What, you might ask, does the tooth fairy do with all those teeth? "Tradition" suggests they're just collected, neatly labeled and filed in a museum-like castle away off yonder somewhere in the clouds. There, it is the tooth fairy's business to keep strict records and accounts.
The tooth fairy has no religious significance, is not associated with any holiday, does not have the "aura" of Santa Claus or the Easter bunny, can be accepted by everybody and belief in her is short lived.
On the practical side, most children start losing their baby teeth around age 5 or 6, about the time when they start school. Shedding teeth can be annoying and frightening, but is also a sign of growing up. In a book called "American Folklore," the author, Jan Brunvand, suggests that giving a child a treat for the lost tooth is a way of softening the scariness surrounding the process. She had a museum in her home in Dearfield, Ill., with an incredible collection of tooth fairy memorabilia.
Going back to those ancient times mentioned at the beginning of the column and back when witches were believed to use pieces of human bodies, such as fingernail clippings and locks of hair, to direct magic and curses, the proper disposal of children's teeth was serious business. Some cultures threw them up to the sun, others tossed them over rooftops, others salted them and fed them to animals. The teeth could also be swallowed, buried or burned.
Superstition had it that if an animal ate the lost baby tooth, the new tooth would resemble that animal's teeth.
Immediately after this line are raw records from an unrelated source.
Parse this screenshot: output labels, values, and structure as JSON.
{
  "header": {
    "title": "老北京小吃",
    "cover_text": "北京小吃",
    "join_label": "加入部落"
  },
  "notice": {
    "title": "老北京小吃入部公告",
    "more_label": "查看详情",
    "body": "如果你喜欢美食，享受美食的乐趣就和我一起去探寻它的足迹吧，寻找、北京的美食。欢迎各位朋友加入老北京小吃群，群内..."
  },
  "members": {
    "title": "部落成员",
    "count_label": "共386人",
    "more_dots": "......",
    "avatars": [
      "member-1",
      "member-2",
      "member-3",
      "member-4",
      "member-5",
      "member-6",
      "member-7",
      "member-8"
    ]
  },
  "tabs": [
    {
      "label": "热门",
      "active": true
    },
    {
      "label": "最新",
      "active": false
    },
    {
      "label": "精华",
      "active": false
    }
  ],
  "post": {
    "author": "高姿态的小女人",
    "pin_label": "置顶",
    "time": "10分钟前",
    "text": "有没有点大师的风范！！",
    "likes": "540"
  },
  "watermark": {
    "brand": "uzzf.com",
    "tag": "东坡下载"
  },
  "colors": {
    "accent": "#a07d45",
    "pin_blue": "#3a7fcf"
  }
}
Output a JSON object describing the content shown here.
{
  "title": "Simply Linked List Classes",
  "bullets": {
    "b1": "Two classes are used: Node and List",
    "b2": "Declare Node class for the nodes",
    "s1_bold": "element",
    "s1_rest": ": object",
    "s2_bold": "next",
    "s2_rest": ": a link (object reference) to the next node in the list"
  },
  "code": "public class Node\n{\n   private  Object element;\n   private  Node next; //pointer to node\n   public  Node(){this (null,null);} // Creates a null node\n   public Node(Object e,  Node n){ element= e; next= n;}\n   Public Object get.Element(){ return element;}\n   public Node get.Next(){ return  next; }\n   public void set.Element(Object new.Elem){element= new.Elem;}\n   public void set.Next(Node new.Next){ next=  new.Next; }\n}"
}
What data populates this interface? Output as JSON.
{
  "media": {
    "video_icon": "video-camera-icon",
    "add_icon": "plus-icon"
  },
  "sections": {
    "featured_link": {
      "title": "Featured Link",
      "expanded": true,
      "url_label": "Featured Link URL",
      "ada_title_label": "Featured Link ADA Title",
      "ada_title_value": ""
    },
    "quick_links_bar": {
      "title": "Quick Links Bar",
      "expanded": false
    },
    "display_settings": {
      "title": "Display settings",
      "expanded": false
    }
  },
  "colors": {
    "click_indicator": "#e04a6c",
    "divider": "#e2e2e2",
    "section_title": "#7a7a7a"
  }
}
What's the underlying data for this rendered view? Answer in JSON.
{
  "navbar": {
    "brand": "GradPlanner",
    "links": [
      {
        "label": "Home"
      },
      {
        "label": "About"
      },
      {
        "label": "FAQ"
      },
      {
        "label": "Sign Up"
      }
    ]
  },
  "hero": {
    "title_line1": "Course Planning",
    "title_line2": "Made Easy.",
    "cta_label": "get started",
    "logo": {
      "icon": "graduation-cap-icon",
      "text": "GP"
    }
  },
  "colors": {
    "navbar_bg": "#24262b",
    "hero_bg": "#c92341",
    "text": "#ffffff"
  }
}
For example, letting a mouse eat the lost tooth would assure the parents that the child's new tooth would be sharp and strong.
There's a tradition from 18th century France which tells of a "tooth mouse." The lore is based on a fairy tale which speaks of a fairy turning into a mouse to help a good queen defeat an evil king. The mouse hides under the king's pillow to taunt him and punishes him by knocking out all of his teeth. Perhaps, it is suggested, that this is the origin of the tooth fairy, but no one knows for sure.
Regardless of the origin of the tooth fairy myth, present day economics involves an "exchange rate." Inflation has kept pace: From a few cents in the earliest days, the present exchange rate can run into "big bucks."
I hope Mrs. Donahue is a little more enlightened regarding the myth surrounding the tooth fairy as it relates to the loss of her grandchildren's baby teeth. Most children have 22 baby teeth, so she'll have ample opportunities to put the "under the pillow" ritual into practice.
This has been the tooth, the whole tooth and nothing but the tooth.